Protokoll der Sitzung vom 16.11.2000

Herr Präsident! Meine Damen und Herren! Da Herr Thomas sich schon die Mühe gemacht hat, den Beginn meiner Rede zu zitieren, bin ich doch eigentlich ganz konkret bestärkt darin, dass ich mit diesem Beginn richtig liege. Und ich glaube, das Auftreten von Herrn Thomas hier in diesem Hohen Hause sowohl gestern als auch heute hat das deutlich gemacht.

Ihr heute vorliegender Antrag, liebe Kollegen der CDU, macht deutlich, dass der Ruf aus Ihrer Partei nach immer mehr Videoüberwachung unter dem Motto: „Warum sollen ehrliche Bürger Angst vor Videoüberwachung haben?“ immer lauter wird. Ich denke, das ist ein Argument, das wir in den Debatten zum großen Lauschangriff bereits oft genug gehört haben. Aber – mein Vorredner hat es eben auch schon gesagt – „Big Brother“ ist bekanntlich derzeit sowieso in, obwohl, wenn man es verfolgt, die Zahl der Bewohner, die das „Big-Brother“-Haus freiwillig verlassen, weil ihnen die ganze Sache nun langsam doch auf den Keks geht, größer wird.

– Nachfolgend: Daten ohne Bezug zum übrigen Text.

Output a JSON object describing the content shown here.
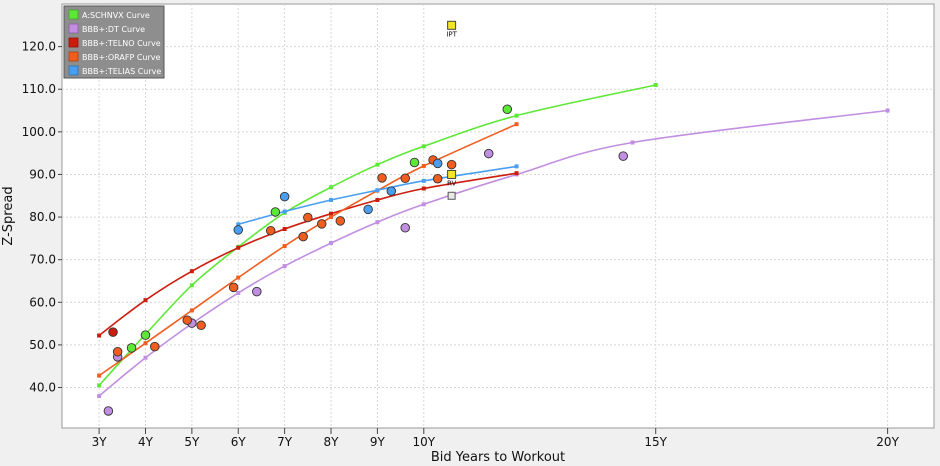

Zurück zu uns in den Schweriner Landtag. Der Innenminister hat soeben ausgeführt, dass es in MecklenburgVorpommern keine neue Situation im Kriminalitätsgeschehen und in der polizeilichen Gefahrenabwehr gibt, die den Zugriff auf Videoüberwachung geradezu unabänderlich machte. Kriminalitätsbrennpunkte im öffentlichen Raum gibt es nicht.

(Dr. Armin Jäger, CDU: Woher wissen Sie denn das?)

Und Sie, meine Damen und Herren von der CDU, haben das vom Innenminister ja sogar schriftlich bekommen. Aber da hat einer was vom offenen Einsatz von Videoüberwachung gesagt und schon fühlen Sie sich veranlasst, sie bei uns einzuführen. Diesmal war es offensichtlich der Bericht einer Arbeitsgruppe der Innenministerkonferenz, der bei der hiesigen CDU zum Speichelfluss führte.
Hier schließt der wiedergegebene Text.